The 5th Century A.D. is such a compelling setting; we see some of our own institutions in the mirror as we read about the world’s most powerful empire, glory crumbling, undergoing a long, decaying spiral. Large personalities lost to history but found again in our own time with different faces give us a familiarity with what life could have been like feckless rulers cast from the social elite, great military leaders of the world (seen here through Roman magister militum, Stilicho – who himself was not a Latin Roman), and an entire civilization standing on the precipice of massive cultural change.
More of a three act play than a conventional tale, Threshold of Fire picks the choicest bits of the personalities of the era and supplements a few fictional faces to explore the identity of the time. From Haasse’s mind springs Hadrian, the tragic Christian Roman prefect and magistrate, a man conflicted by the ideals and virtues of what it means to be “Roman” and his own troubled past. Opposite him is Marcus Anicius Rufus, himself a Roman noble of considerable wealth and influence, but a pagan and thus shunned by society. Between the spiritual and ideological battle of these two is the introspection of the famous Roman poet Claudian, who historically disappears from the records in 404 A.D., but is thoughtfully realized by Haasse as both villain and hero, the pivotal point of view character around which the story comes together.

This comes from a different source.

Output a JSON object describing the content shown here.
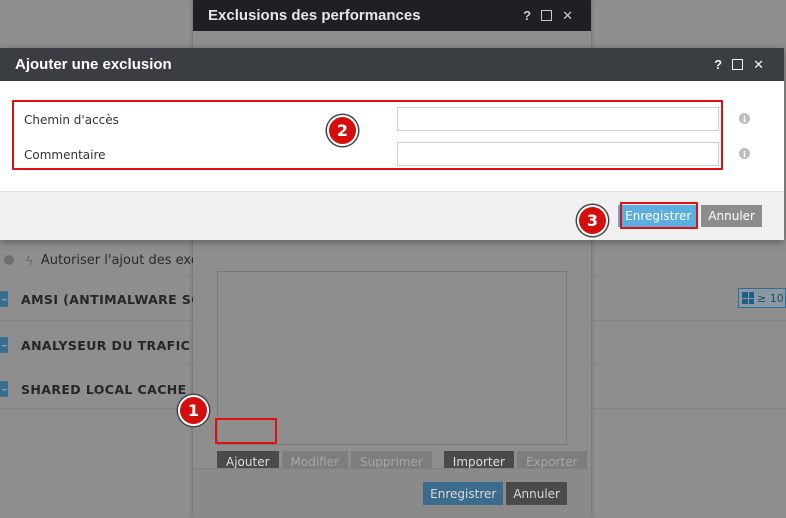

The translation of the work is quite good, though there is no envy at Anita Miller and Nini Blinstrub’s challenge; the chronological order of each chapter and the setting of the novel swirls and jumps backwards and forwards throughout, with entire sections of long internal monologues jumping between past and present at the flick of a switch. Ultimately, this is a moderately involved (yet compelling) read, with a unique, soulful cadence to the language and pacing that is a welcome novelty.

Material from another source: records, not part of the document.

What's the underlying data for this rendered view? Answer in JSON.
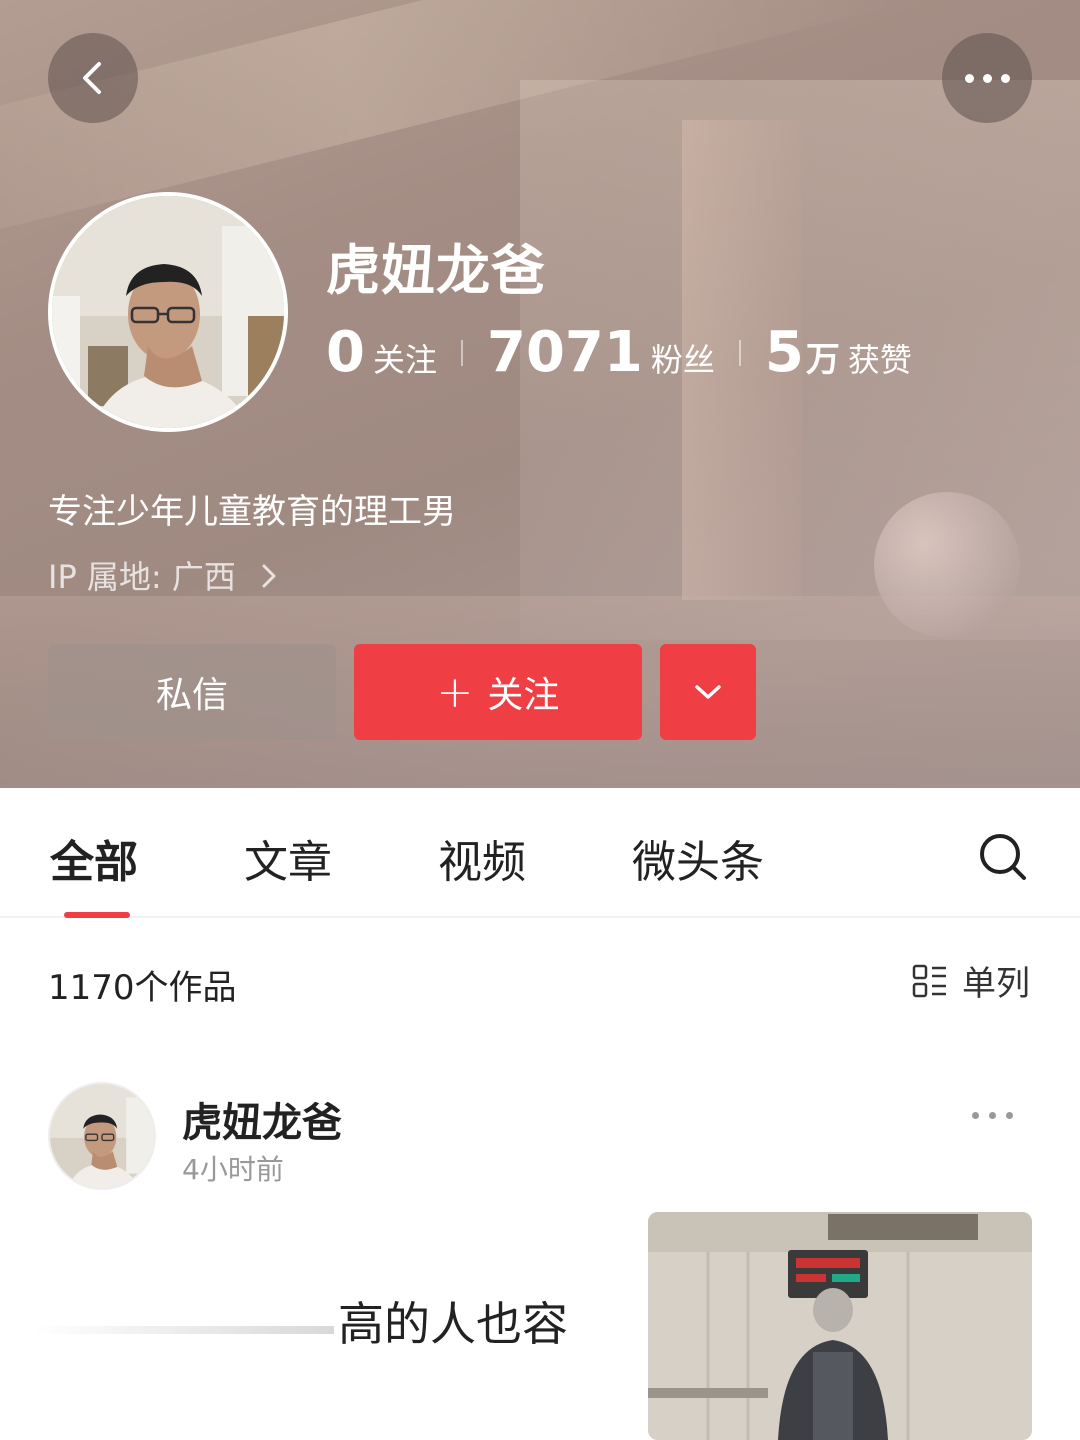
{
  "profile": {
    "username": "虎妞龙爸",
    "stats": [
      {
        "num": "0",
        "unit": "",
        "label": "关注"
      },
      {
        "num": "7071",
        "unit": "",
        "label": "粉丝"
      },
      {
        "num": "5",
        "unit": "万",
        "label": "获赞"
      }
    ],
    "bio": "专注少年儿童教育的理工男",
    "ip": "IP 属地: 广西"
  },
  "actions": {
    "message": "私信",
    "follow_plus": "+",
    "follow": "关注"
  },
  "tabs": [
    "全部",
    "文章",
    "视频",
    "微头条"
  ],
  "works": {
    "count": "1170个作品",
    "view_mode": "单列"
  },
  "post": {
    "author": "虎妞龙爸",
    "time": "4小时前",
    "text": "高的人也容"
  },
  "colors": {
    "accent": "#ef3f44"
  },
  "icons": [
    "back-arrow-icon",
    "more-dots-icon",
    "chevron-right-icon",
    "chevron-down-icon",
    "search-icon",
    "list-view-icon"
  ]
}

There’s an unmistakable kinship between Threshold of Fire and Wallace Breem’s Eagle in the Snow: both are set within a decade of one another in Rome, and both chronicle the impact of the impending fall of the SPQR banners through the eyes of fatal, relatable characters. The important rulers of the time (like the aforementioned Stilicho, and the Emperor Honorius) hover over all, providing the rigid, implacable, recognizable face of The Empire, while both stories’ protagonists become the spirit of The Roman Ideal.

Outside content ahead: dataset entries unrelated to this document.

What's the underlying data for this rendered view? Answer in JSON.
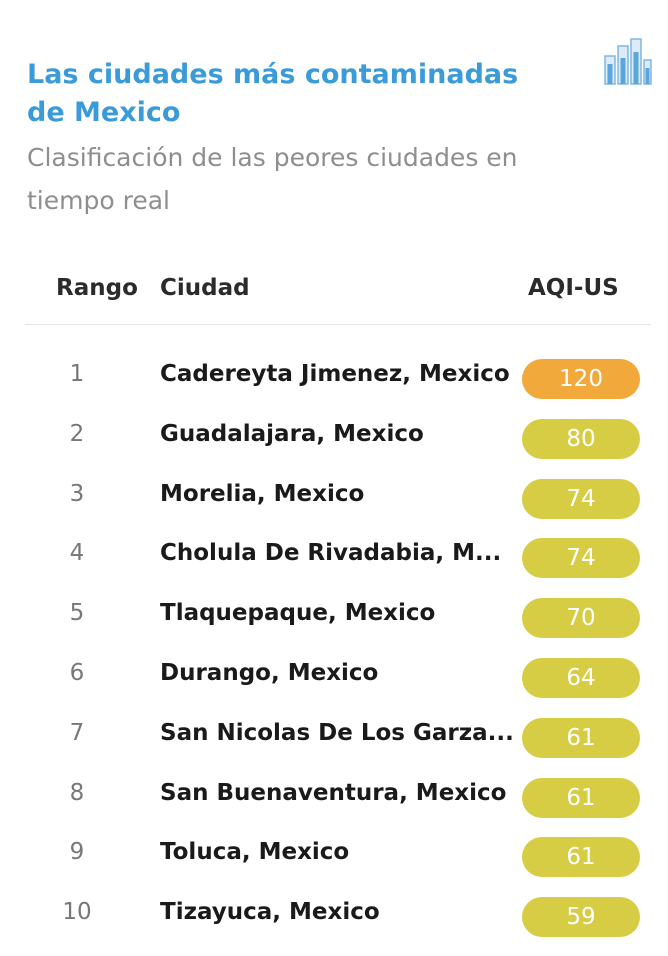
{
  "header": {
    "title": "Las ciudades más contaminadas de Mexico",
    "subtitle": "Clasificación de las peores ciudades en tiempo real",
    "icon": "bar-chart-icon"
  },
  "table": {
    "columns": [
      "Rango",
      "Ciudad",
      "AQI-US"
    ],
    "rows": [
      {
        "rank": "1",
        "city": "Cadereyta Jimenez, Mexico",
        "aqi": "120",
        "color": "#f2a93b"
      },
      {
        "rank": "2",
        "city": "Guadalajara, Mexico",
        "aqi": "80",
        "color": "#d6cd44"
      },
      {
        "rank": "3",
        "city": "Morelia, Mexico",
        "aqi": "74",
        "color": "#d6cd44"
      },
      {
        "rank": "4",
        "city": "Cholula De Rivadabia, M...",
        "aqi": "74",
        "color": "#d6cd44"
      },
      {
        "rank": "5",
        "city": "Tlaquepaque, Mexico",
        "aqi": "70",
        "color": "#d6cd44"
      },
      {
        "rank": "6",
        "city": "Durango, Mexico",
        "aqi": "64",
        "color": "#d6cd44"
      },
      {
        "rank": "7",
        "city": "San Nicolas De Los Garza...",
        "aqi": "61",
        "color": "#d6cd44"
      },
      {
        "rank": "8",
        "city": "San Buenaventura, Mexico",
        "aqi": "61",
        "color": "#d6cd44"
      },
      {
        "rank": "9",
        "city": "Toluca, Mexico",
        "aqi": "61",
        "color": "#d6cd44"
      },
      {
        "rank": "10",
        "city": "Tizayuca, Mexico",
        "aqi": "59",
        "color": "#d6cd44"
      }
    ]
  },
  "colors": {
    "title": "#3a9bd8",
    "subtitle": "#8e8e8e",
    "unhealthy_sensitive": "#f2a93b",
    "moderate": "#d6cd44"
  }
}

Threshold of Fire is a deeply introspective book; most chapters consist of long monologues and memory sequences that meander through time in non-linear order. The characters face their unavoidable fates with both courage and uncertainty. Like the most resonant historical fiction, Threshold of Fire is a window into our own modern world, our place in it, and the mistakes we can avoid if we so heed the lessons that have come before. Framed within the romantic, melancholic edifices of the city of Rome and her omnipresent force of being, this is an enjoyable, deeply meditative read on the intersection between duty, friendship, and devoutness. “People of Rome, cry with one voice,” writes Claudian early on; Threshold of Fire captures a narrow, poignant facet of Rome’s lasting echo across 2,000 years.